15 de janeiro de 2016

ELES NÃO TEM MAIS VINHO - Reflexão 17/01/2016

Estimados irmãos e irmãs. Estamos no segundo Domingo do Tempo Comum. Iniciamos a caminhada com nossos Mestre, Jesus Cristo, que vai revelando aos poucos quem Ele é através dos milagres e sinais que vai realizando. Todos os sinais são para revelar sua identidade e sua missão. Vamos seguir seus passos para fazermos com Ele este caminho que passará pela aceitação, negação, paixão, morte, ressurreição e aclamação do seu Reino que nunca se acaba. Estamos dispostos a fazer este caminho com Ele?

O evangelista João coloca como o primeiro milagre de Jesus a transformação da água em vinho. Para que ele aconteça temos a presença discreta e atenta de Maria, Mãe de Jesus. Ela está sempre atenta as necessidades dos seus filhos. Feliz quem a ela se confia.
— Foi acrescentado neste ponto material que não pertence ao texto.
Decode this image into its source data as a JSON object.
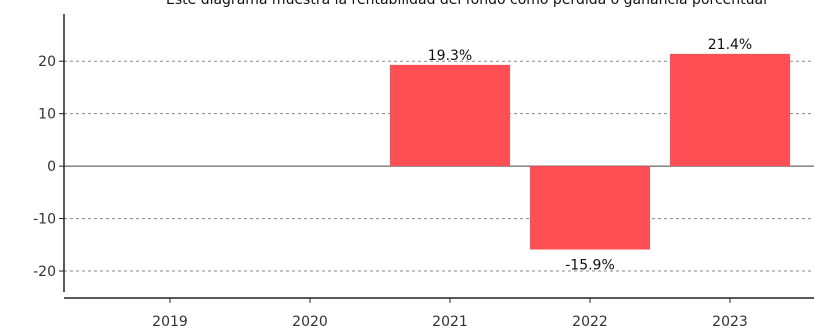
{
  "chart_data": {
    "type": "bar",
    "title": "Este diagrama muestra la rentabilidad del fondo como pérdida o ganancia porcentual",
    "categories": [
      "2019",
      "2020",
      "2021",
      "2022",
      "2023"
    ],
    "series": [
      {
        "values": [
          null,
          null,
          19.3,
          -15.9,
          21.4
        ],
        "color": "#ff4f55"
      }
    ],
    "data_labels": [
      "",
      "",
      "19.3%",
      "-15.9%",
      "21.4%"
    ],
    "y_ticks": [
      20,
      10,
      0,
      -10,
      -20
    ],
    "ylim": [
      -24,
      29
    ],
    "grid": true,
    "grid_style": "dashed-horizontal"
  }
}
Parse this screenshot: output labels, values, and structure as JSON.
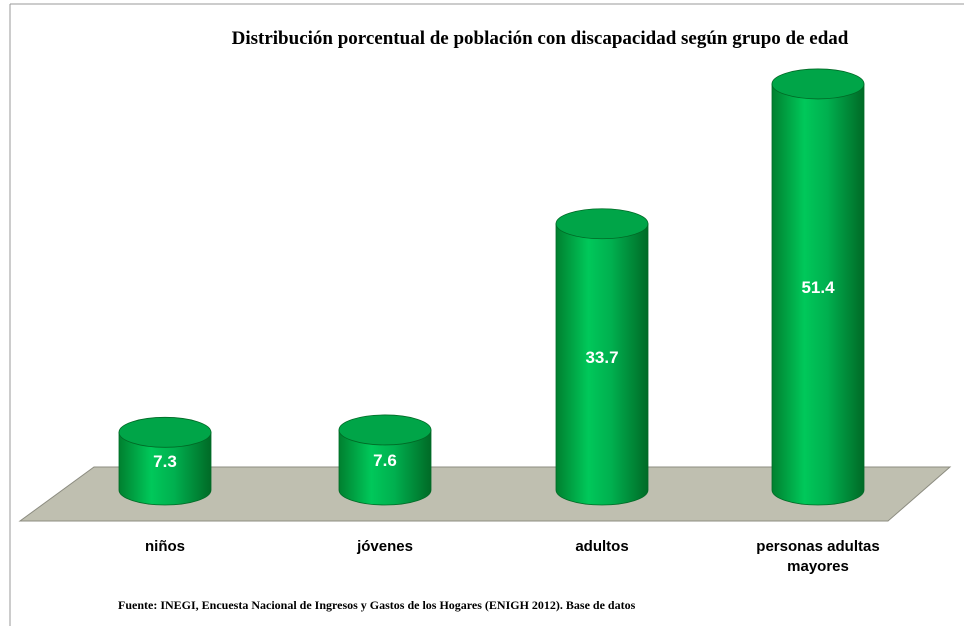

Não vamos aqui desenvolver uma teologia sobre a presença e atuação de Maria, ainda que ela mereça destaque. Vamos olhar para a festa que deveria ser a nossa vida, mas que deixamos faltar o vinho da esperança, do entusiasmo, da fé, do amor, da oração.

Sim! A nossa vida deria ser uma festa, ou seja, vivida na alegria porque somos amados e perdoamos por Deus; porque Ele caminha sempre conosco; porque Ele nos amou de tal forma que morreu e se entregou por nós. Vivida na alegria porque somos sustentados pela misericórdia de Deus e que Ele nos ama acima dos nossos merecimentos.

Vemos na cena do Evangelho que quando falta vinho, a festa se torna um fracasso. Não terá mais condições e motivos para a festa de casamento continuar. Isso pode acontecer e acontece muitas vezes em nossas comunidades e na nossa vida particular. Deixamos faltar os elementos que são essenciais para a vida. Quando eles faltam, a morte está decretada.

É por isso que não podemos deixar nunca Deus de lado. Quem tem Maria, como Mãe, será alertado por Ela quando começar a faltar o vinho que enche a nossa vida de verdadeiro sentido. Quando temos Deus em nosso coração, Ele não deixa que nos falte os verdadeiros elementos que dão sentido a nossa existência. Mas quando pensamos que já somos adultos na fé e podemos caminhar sozinhos, nossa vida vai se esvaziando de sentido e podemos chegar ao ponto de não mais querer viver.

Quantas pessoas, crianças, jovens, adultos, idosos, a medida que foram se distanciando de Deus, foram perdendo a vontade de viver? Quantas pessoas buscaram o vinho da vida em fontes que os lavoram à morte? Tudo isso porque quiseram viver uma alegria superficial, longe de Deus e da comunidade.

Vamos encher bem as talhas de pedra do nosso coração com a graça de Deus. Vamos pedir que Jesus toque, transforme, faça o milagre sobre todas aquelas situações nas quais nos perdemos, enchendo de vinagre que deixou nossa vida um azedume insuportável. O Senhor quer transformar, mas precisa da nossa permissão. Vamos dar a Ele o espaço que precisa para transformar tudo o que não nos deixa viver na verdadeira alegria e servir aos irmãos com os dons que Ele nos dá, como nos lembra São Paulo na carta aos Coríntios (12,4-11).

O ano está começando. Não deixemos faltar o vinho da alegria, da esperança, da fé, da oração, da fraternidade. Quando as talhas estiverem diminuindo, corramos ao seu encontro para que Ele as encha de novo. O melhor é permanecer sempre perto d'Ele para que elas nunca se esvaziem. Usemos na missão o que Ele nos dá e nunca nos faltará o que necessitamos. Boa caminhada.